Covering a Purse Frame

Long before I started Betty Box Pleat the only purse frames you could get in Australia were horrible! The plating would pit and scratch easily and they were very thin things, this cover technique saved my bacon many times! If you’re using our Betty Box Pleat frames you don’t need to be concerned with quality however this can still be fabulous for when you want to change things up or cover a mishap like a hammer blow/crimping moment that went askew!

It is an advanced technique, not because it’s hard to do, but because you need to manage the thickness of your purse’s top edge to adjust for the reduced fabric gap from the cover. I would always put the cover on first, work out my revised fabric gap (glue in thickness) and then create the purse body, adjusting the interfacing to work with the new installation area. You also need to be confident with leverage work during cover application and final purse body installation, it’s fiddly but worth it!

I mostly use light/thin stretchy leather, eg. nappa,  however you can also use fabric that doesn’t fray easily and is cut on the bias to enable smooth corners. The glue you use will reduce the risk of fray however I’d still go with something that’s well woven and stable. Make sure the cover you use isn’t thicker than 1mm or you will have difficulty with your frame closing.

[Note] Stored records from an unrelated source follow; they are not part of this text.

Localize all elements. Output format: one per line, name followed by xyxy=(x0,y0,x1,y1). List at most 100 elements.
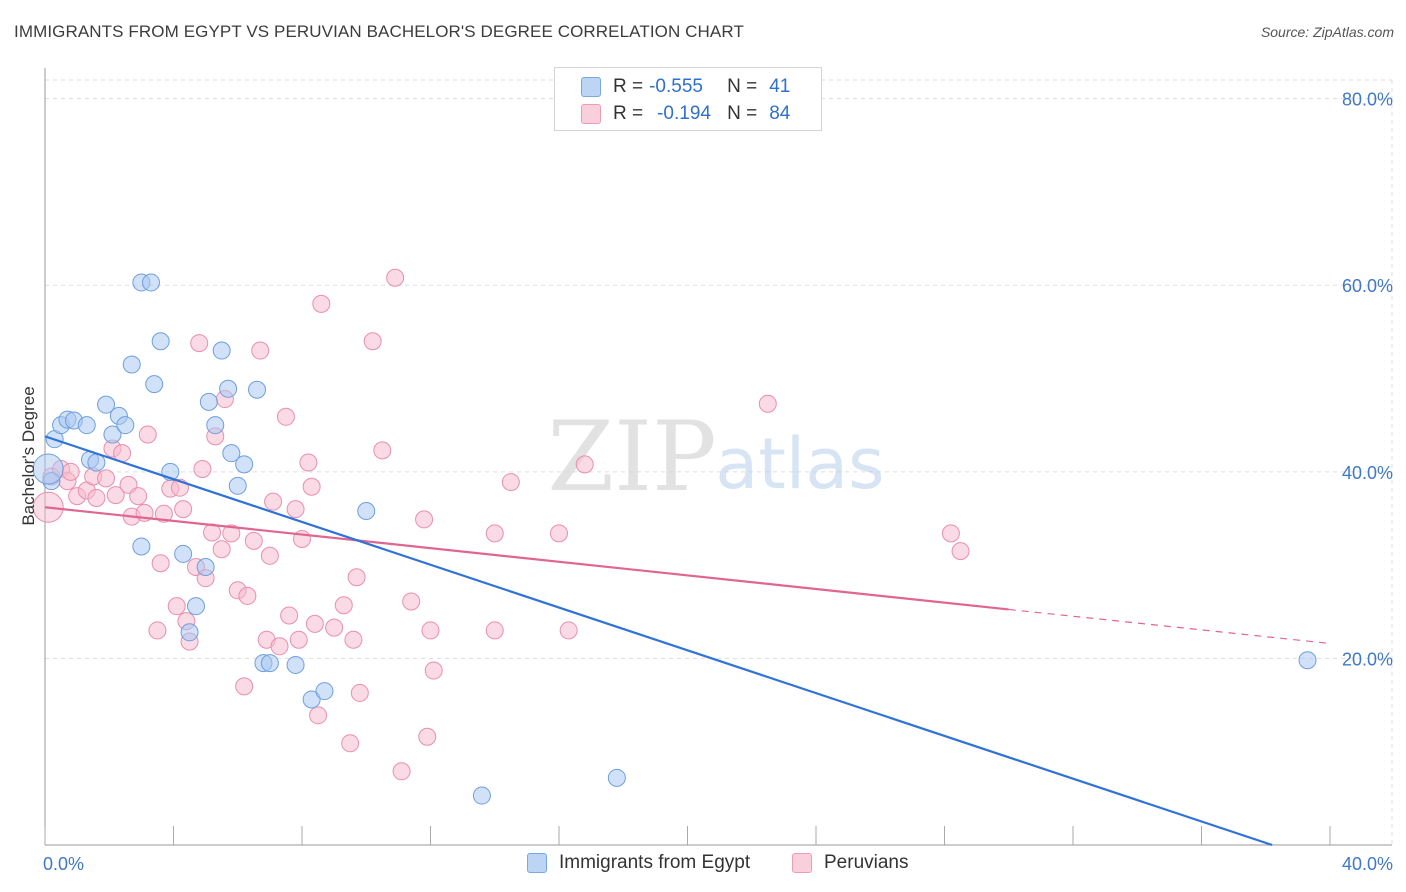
data-point xyxy=(607,768,626,787)
data-point xyxy=(758,394,777,413)
peru-swatch xyxy=(581,104,601,124)
data-point xyxy=(248,380,267,399)
egypt-swatch xyxy=(581,77,601,97)
data-point xyxy=(151,554,170,573)
data-point xyxy=(132,537,151,556)
data-point xyxy=(347,568,366,587)
data-point xyxy=(1298,651,1317,670)
data-point xyxy=(154,504,173,523)
data-point xyxy=(180,623,199,642)
data-point xyxy=(309,706,328,725)
n-value-peru: 84 xyxy=(769,103,791,124)
data-point xyxy=(302,477,321,496)
data-point xyxy=(186,597,205,616)
series-legend: Immigrants from Egypt Peruvians xyxy=(0,852,1406,878)
data-point xyxy=(97,469,116,488)
data-point xyxy=(138,425,157,444)
x-tick-label: 40.0% xyxy=(1342,854,1393,874)
data-point xyxy=(190,334,209,353)
data-point xyxy=(280,606,299,625)
data-point xyxy=(363,332,382,351)
data-point xyxy=(97,395,116,414)
correlation-legend: R = -0.555 N = 41 R = -0.194 N = 84 xyxy=(554,67,822,131)
n-label: N = xyxy=(727,76,758,97)
data-point xyxy=(238,586,257,605)
data-point xyxy=(276,407,295,426)
peru-swatch xyxy=(792,853,812,873)
data-point xyxy=(344,630,363,649)
data-point xyxy=(951,542,970,561)
data-point xyxy=(341,734,360,753)
y-tick-label: 20.0% xyxy=(1342,649,1393,669)
source-label: Source: ZipAtlas.com xyxy=(1260,24,1394,40)
data-point xyxy=(174,544,193,563)
data-point xyxy=(142,273,161,292)
data-point xyxy=(174,500,193,519)
data-point xyxy=(264,492,283,511)
legend-item-peru: Peruvians xyxy=(792,852,909,874)
data-point xyxy=(148,621,167,640)
data-point xyxy=(315,682,334,701)
peruvians-trend-line xyxy=(44,506,1009,611)
peruvians-points xyxy=(32,268,970,781)
egypt-swatch xyxy=(527,853,547,873)
data-point xyxy=(941,524,960,543)
y-tick-label: 60.0% xyxy=(1342,276,1393,296)
r-value-peru: -0.194 xyxy=(657,103,711,124)
r-value-egypt: -0.555 xyxy=(649,76,703,97)
data-point xyxy=(206,416,225,435)
legend-item-egypt: Immigrants from Egypt xyxy=(527,852,750,874)
data-point xyxy=(219,379,238,398)
data-point xyxy=(77,416,96,435)
data-point xyxy=(222,524,241,543)
n-label: N = xyxy=(727,103,758,124)
egypt-trend-line xyxy=(44,435,1273,847)
data-point xyxy=(421,621,440,640)
data-point xyxy=(559,621,578,640)
data-point xyxy=(386,268,405,287)
data-point xyxy=(357,502,376,521)
data-point xyxy=(334,596,353,615)
n-value-egypt: 41 xyxy=(769,76,791,97)
r-label: R = xyxy=(613,103,644,124)
data-point xyxy=(299,453,318,472)
data-point xyxy=(87,488,106,507)
data-point xyxy=(116,416,135,435)
data-point xyxy=(415,510,434,529)
data-point xyxy=(235,677,254,696)
tick-labels: 20.0% 40.0% 60.0% 80.0% 0.0% 40.0% xyxy=(43,90,1393,874)
y-tick-label: 40.0% xyxy=(1342,463,1393,483)
data-point xyxy=(106,486,125,505)
data-point xyxy=(270,637,289,656)
legend-row-peru: R = -0.194 N = 84 xyxy=(581,101,790,127)
data-point xyxy=(289,630,308,649)
data-point xyxy=(145,375,164,394)
data-point xyxy=(167,597,186,616)
data-point xyxy=(244,531,263,550)
data-point xyxy=(485,621,504,640)
data-point xyxy=(472,786,491,805)
peruvians-trend-line-extension xyxy=(1008,608,1331,645)
egypt-points xyxy=(32,273,1317,805)
data-point xyxy=(305,614,324,633)
data-point xyxy=(325,618,344,637)
chart-title: IMMIGRANTS FROM EGYPT VS PERUVIAN BACHEL… xyxy=(14,22,744,41)
data-point xyxy=(196,557,215,576)
data-point xyxy=(550,524,568,543)
watermark-atlas: atlas xyxy=(715,423,884,505)
data-point xyxy=(373,441,392,460)
data-point xyxy=(151,332,170,351)
data-point xyxy=(212,341,231,360)
data-point xyxy=(212,540,231,559)
data-point xyxy=(193,460,212,479)
data-point xyxy=(228,476,247,495)
data-point-large xyxy=(32,453,64,485)
data-point xyxy=(122,355,141,374)
data-point xyxy=(260,546,279,565)
data-point xyxy=(350,683,369,702)
y-axis-label: Bachelor's Degree xyxy=(19,386,38,525)
data-point xyxy=(61,462,80,481)
data-point xyxy=(260,654,279,673)
data-point xyxy=(286,500,305,519)
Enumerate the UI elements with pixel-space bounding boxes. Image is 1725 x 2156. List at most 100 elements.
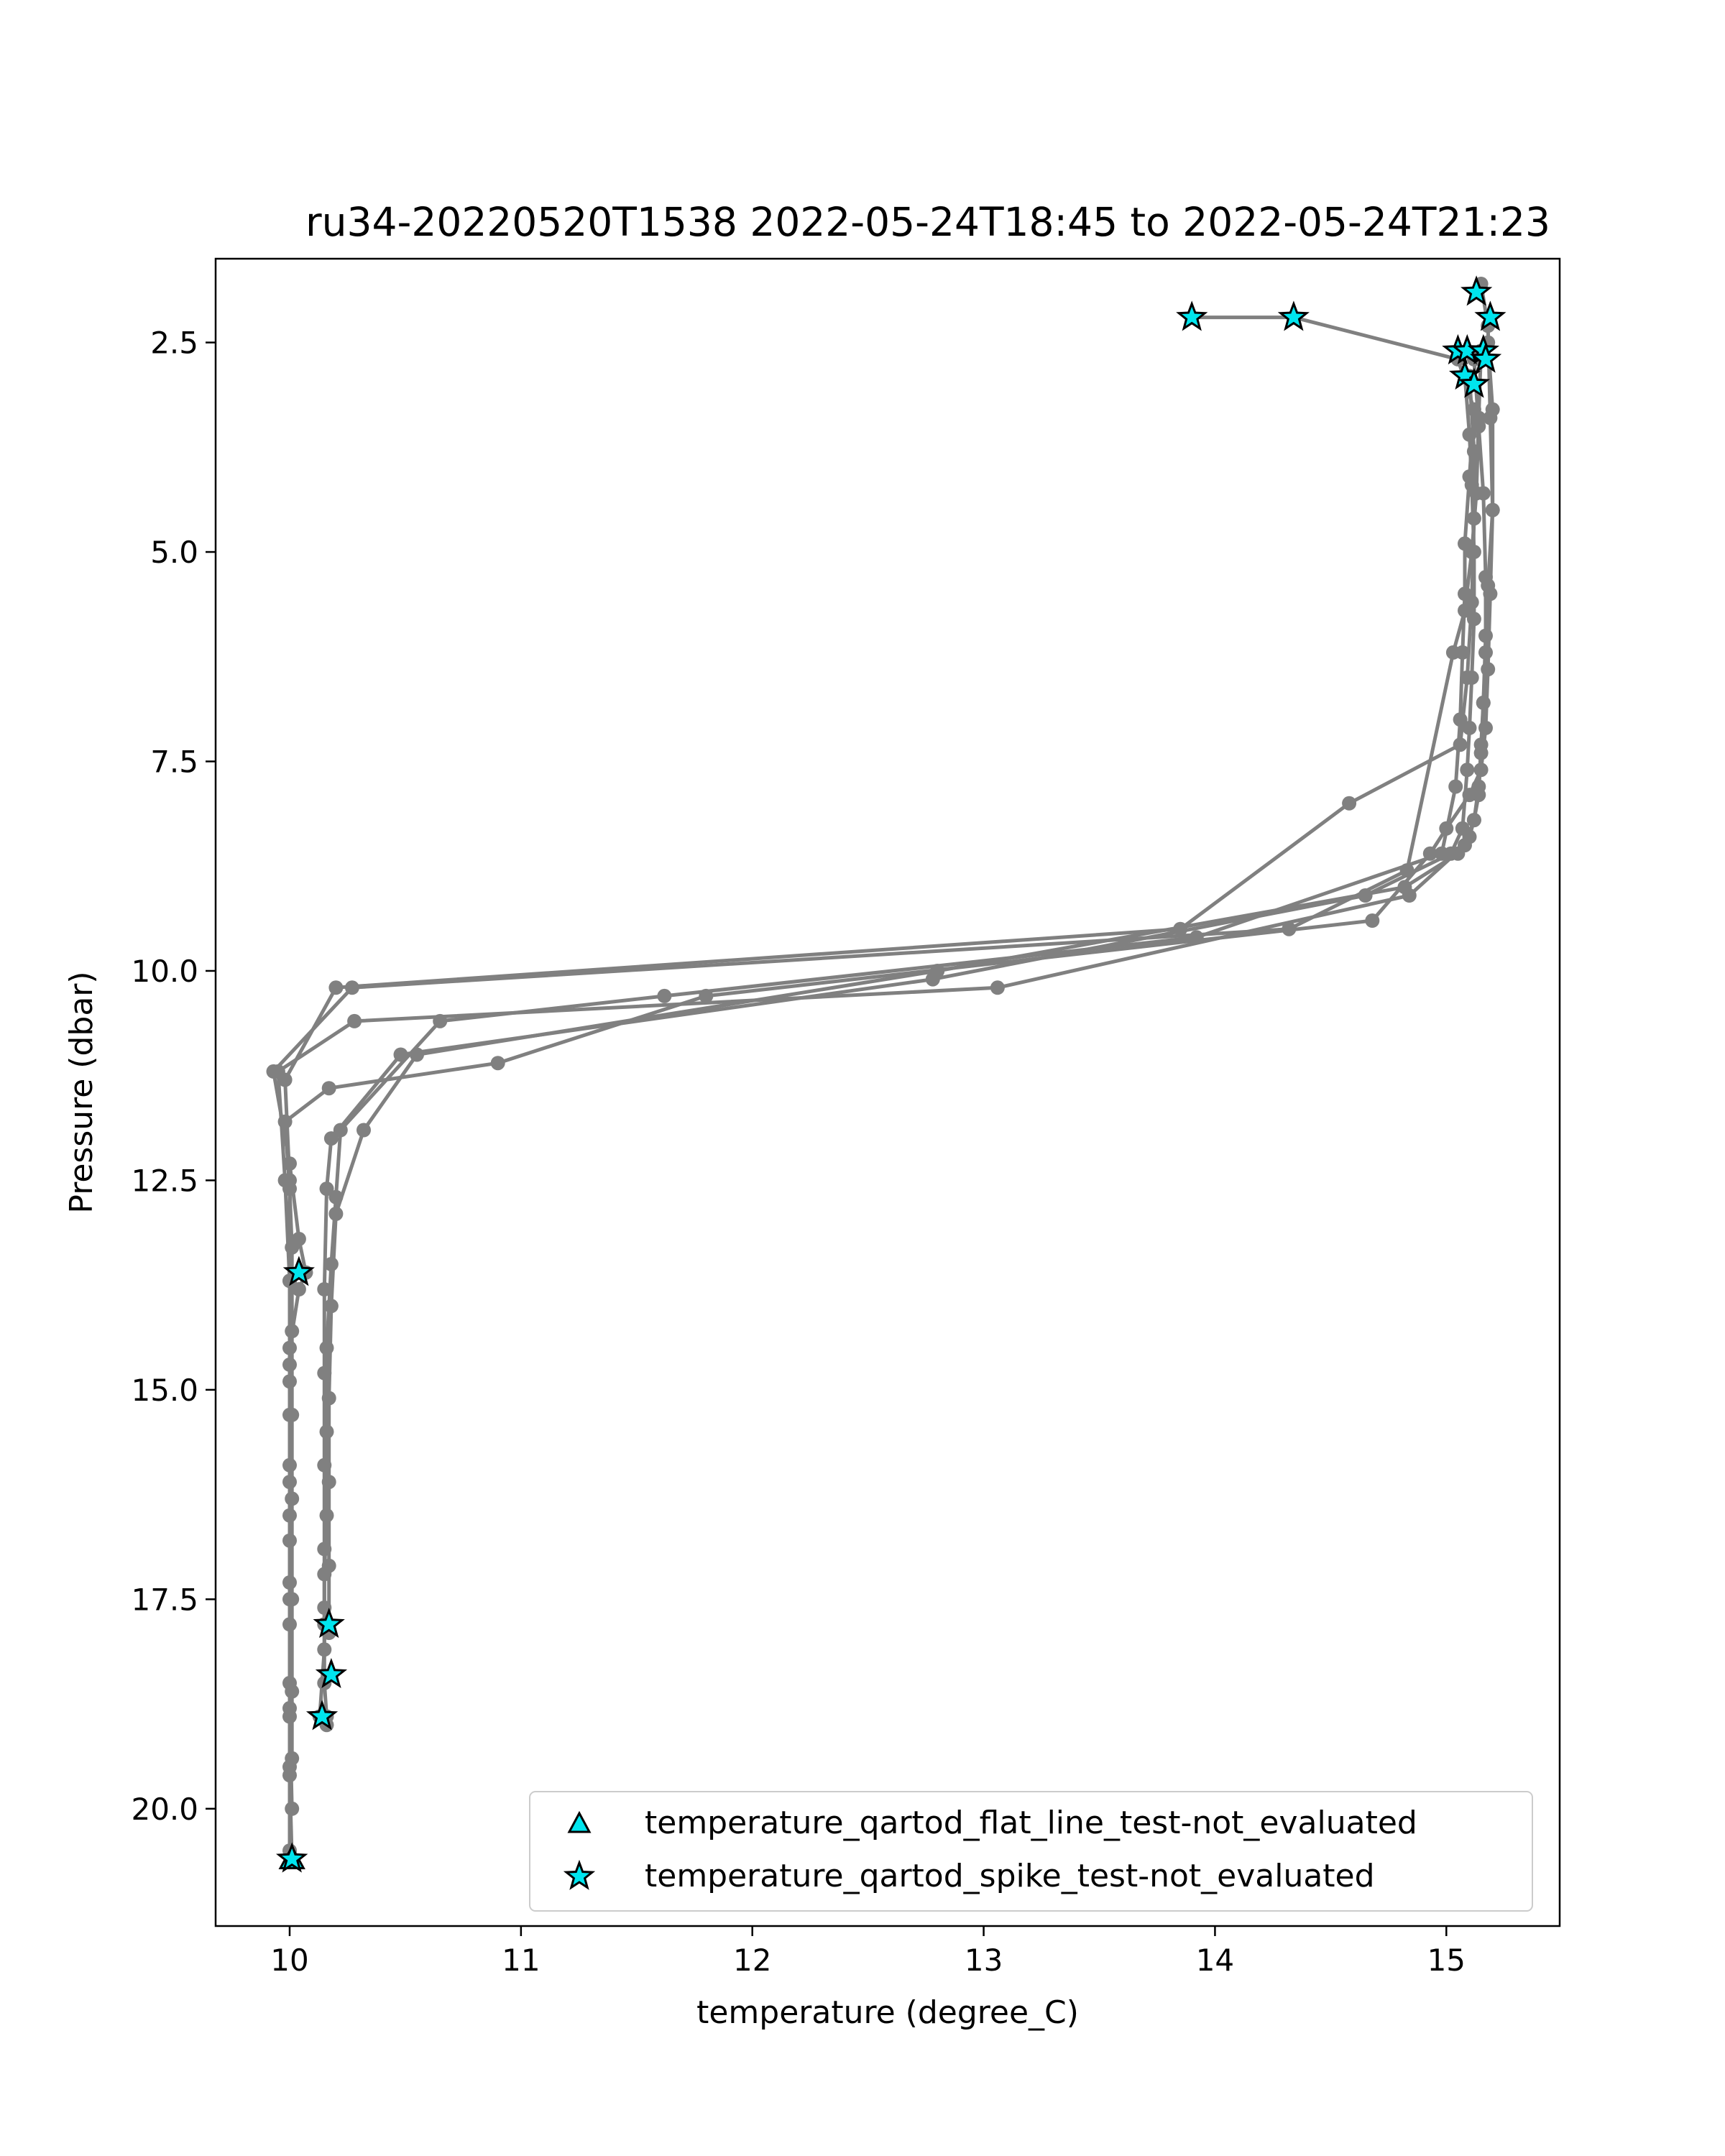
x-tick-label: 12 bbox=[733, 1943, 771, 1978]
profile-4-point bbox=[1402, 888, 1417, 903]
profile-7-point bbox=[328, 980, 344, 995]
profile-5-point bbox=[699, 988, 714, 1003]
profile-7-point bbox=[1460, 670, 1475, 685]
profile-3-point bbox=[1460, 763, 1475, 778]
profile-3-point bbox=[925, 972, 940, 987]
spike-flag-star-marker bbox=[276, 1842, 308, 1873]
spike-flag-star-marker bbox=[1277, 300, 1310, 331]
legend: temperature_qartod_flat_line_test-not_ev… bbox=[529, 1791, 1533, 1912]
x-axis-ticks: 10 11 12 13 14 15 bbox=[270, 1926, 1466, 1978]
legend-label-flat-line: temperature_qartod_flat_line_test-not_ev… bbox=[645, 1805, 1417, 1841]
profile-7-point bbox=[1453, 737, 1468, 752]
profile-1-point bbox=[319, 1424, 334, 1439]
x-tick-label: 10 bbox=[270, 1943, 308, 1978]
profile-3-point bbox=[317, 1282, 332, 1296]
legend-label-spike: temperature_qartod_spike_test-not_evalua… bbox=[645, 1858, 1375, 1894]
y-tick-label: 20.0 bbox=[131, 1792, 198, 1827]
x-tick-label: 15 bbox=[1427, 1943, 1466, 1978]
spike-flag-star-marker bbox=[1474, 300, 1506, 331]
x-axis-label: temperature (degree_C) bbox=[696, 1994, 1079, 2031]
y-tick-label: 7.5 bbox=[150, 744, 198, 779]
profile-5-point bbox=[1485, 502, 1500, 517]
profile-6-point bbox=[1471, 410, 1486, 425]
profile-7-point bbox=[1466, 444, 1481, 459]
profile-2-point bbox=[356, 1123, 371, 1138]
profile-4-point bbox=[990, 980, 1005, 995]
profile-7-point bbox=[1464, 595, 1479, 609]
axes-frame bbox=[214, 257, 1561, 1927]
x-tick-label: 11 bbox=[502, 1943, 540, 1978]
profile-7-point bbox=[1466, 511, 1481, 526]
profile-1-point bbox=[657, 988, 672, 1003]
profile-6-point bbox=[291, 1232, 306, 1246]
profile-7-point bbox=[282, 1475, 297, 1490]
profile-5-point bbox=[321, 1081, 336, 1096]
y-tick-label: 15.0 bbox=[131, 1373, 198, 1408]
profile-7-point bbox=[1342, 796, 1357, 811]
y-tick-label: 12.5 bbox=[131, 1163, 198, 1198]
plot-area bbox=[266, 275, 1506, 1873]
y-tick-label: 2.5 bbox=[150, 326, 198, 361]
profile-7-point bbox=[282, 1575, 297, 1590]
profile-3-point bbox=[1462, 720, 1477, 735]
legend-box bbox=[529, 1791, 1533, 1912]
profile-5-point bbox=[1483, 586, 1498, 602]
spike-flag-star-marker bbox=[313, 1608, 345, 1639]
profile-5-point bbox=[1478, 720, 1493, 735]
legend-triangle-marker-icon bbox=[567, 1810, 592, 1833]
y-tick-label: 10.0 bbox=[131, 954, 198, 989]
legend-star-marker-icon bbox=[563, 1859, 596, 1890]
profile-5-point bbox=[1485, 402, 1500, 417]
spike-flag-star-marker bbox=[1458, 367, 1491, 398]
profile-7-point bbox=[282, 1173, 297, 1188]
profile-2-point bbox=[328, 1207, 344, 1221]
profile-5-point bbox=[1422, 846, 1438, 861]
profile-5-point bbox=[1439, 821, 1454, 836]
profile-4-point bbox=[1466, 813, 1481, 828]
profile-7-point bbox=[285, 1801, 300, 1816]
y-tick-label: 17.5 bbox=[131, 1582, 198, 1617]
profile-3-point bbox=[1443, 846, 1458, 861]
profile-6-point bbox=[266, 1064, 281, 1079]
profile-7-point bbox=[282, 1374, 297, 1389]
profile-5-point bbox=[1365, 913, 1380, 928]
profile-6-point bbox=[1469, 486, 1484, 501]
profile-6-point bbox=[1399, 863, 1414, 878]
profile-6-point bbox=[291, 1282, 306, 1296]
profile-3-point bbox=[317, 1457, 332, 1473]
profile-4-point bbox=[1458, 838, 1472, 853]
y-axis-label: Pressure (dbar) bbox=[63, 971, 100, 1213]
profile-3-point bbox=[317, 1365, 332, 1381]
profile-3-point bbox=[323, 1131, 339, 1146]
profile-1-point bbox=[1448, 779, 1463, 794]
x-tick-label: 14 bbox=[1196, 1943, 1234, 1978]
profile-7-point bbox=[1173, 921, 1188, 936]
profile-5-point bbox=[285, 1491, 300, 1506]
y-tick-label: 5.0 bbox=[150, 535, 198, 570]
spike-flag-star-marker bbox=[315, 1658, 348, 1689]
chart-title: ru34-20220520T1538 2022-05-24T18:45 to 2… bbox=[305, 199, 1550, 245]
spike-flag-star-marker bbox=[1469, 342, 1502, 373]
profile-4-point bbox=[347, 1013, 362, 1028]
profile-6-point bbox=[1282, 921, 1297, 936]
profile-3-point bbox=[317, 1542, 332, 1557]
spike-flag-star-marker bbox=[1176, 300, 1208, 331]
spike-flag-star-marker bbox=[305, 1700, 339, 1731]
spike-flag-star-marker bbox=[282, 1256, 315, 1286]
y-axis-ticks: 2.5 5.0 7.5 10.0 12.5 15.0 17.5 20.0 bbox=[131, 326, 216, 1827]
profile-3-point bbox=[317, 1642, 332, 1657]
profile-5-point bbox=[1462, 788, 1477, 803]
profile-3-point bbox=[393, 1047, 408, 1062]
x-tick-label: 13 bbox=[965, 1943, 1003, 1978]
profile-7-point bbox=[282, 1700, 297, 1715]
profile-5-point bbox=[490, 1056, 505, 1071]
profile-7-point bbox=[277, 1072, 293, 1087]
profile-1-point bbox=[319, 1508, 334, 1523]
profile-5-point bbox=[1481, 662, 1496, 677]
profile-5-point bbox=[1473, 763, 1489, 778]
spike-flag-star-marker bbox=[1460, 275, 1493, 306]
profile-4-point bbox=[1478, 645, 1493, 660]
profile-3-point bbox=[1455, 821, 1470, 836]
profile-3-point bbox=[319, 1181, 334, 1197]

This technique is best used with plain glue in frames with simple clasp mechanisms, I have used it on the 10” with external chain keepers but my leather was very flexible so melted around the extra features easily. It doesn’t work with internal chain keepers (well at least I haven’t found a neat way to do this yet, there are better heads out there than mine so I’m sure someone will find a way!)


1 x glue in purse frame with external features (not recommended on frames with internal chain keepers)

2 x 1.5 Inch / 38mm wide lightweight leather the length of your purse frame as determined below

Frame glue eg. Tiger grip, hemline general adhesive, HT2, I’ve used Tiger grip in our example frame as I like how it cleans up, it’s easy to see and it’s a great hold.

A butter knife or flat headed screwdriver for leverage

Mini Bull dog clips or similar clips eg wonderclips

Cardboard offcuts to protect the leather from clip indents as it’s drying.

Note: During this process make certain you don’t have any glue going near your hinges or they will seize up.

Measure your purse frame along the metal edging from the base edge, up the side, along the top and back down the opposite side to determine the length needed (picture – blue lines)

Always start on the outside side of your frame as that way any joins made to work around clasps/chain keepers are only visible on the inside.

Step 1

On the inside of the outer edge panel, run a thin line of glue along the length of the frame.

Step 2

Using the long edge of one leather cover, attach the wrong side to the glue line using a knife or similar implement to attach it evenly along the inner panel. Do not allow your leather panel to journey onto the top edge, it needs to sit up against this but will only cover the internal side edge panel. Leave to dry

Step 3

Once the first panel is dry, fold your remaining leather up firmly to meet the clasp. Mark from the base of the clasp up, to provide a clear line to cut around your clasp (don’t cut yet)

Step 4

Fold your leather cover back down to expose the outside edge panel. Run your glue along the metal outside edge panel. Pull the leather cover firmly over the outside edge and clip as you go.

You will notice that it wants to flip over those top corners and that’s ok, let it flip, your corners will be uneven however you can easily move the leather into place. Once the corners are smoothed, allow this section to dry

Step 5 Cut your clasp opening line and check that it wraps around the clasp base firmly. It may need a nick more however be careful not to go too far it needs to wrap tightly around the base.
Working with the side that sits under the clasp first, apply glue to that half of the metal frame, wrap the leather over tucking it in tightly around the clasp base and down over the inside frame panel.

Note: the remaining leather will be tucked inside the frame once this section is dry.

Apply glue to the remaining half of the metal frame

Step 6

Fold the leather firmly over the panel matching the two halves together under the clasp to form a neat finish. Leave to dry.

Step 7 Once the sides panels are dry, apply glue to the remaining leather and using your knife/flat head screwdriver push the leather up inside the frame and secure to the side while it dries using your clips and card (if needed – helpful if your leather is sensitive to clip marks – mine is)

Repeat on the other side

Once dry insert your purse/bag as normal, it will be a tighter bond, you may need your knife/flat screwdriver to assist however there may not be any need to crimp the frame! As always ensure your glue is top notch.

Quick tip: Depending upon the thickness of your leather you may also need to adjust your kiss clasp to create a tighter bond.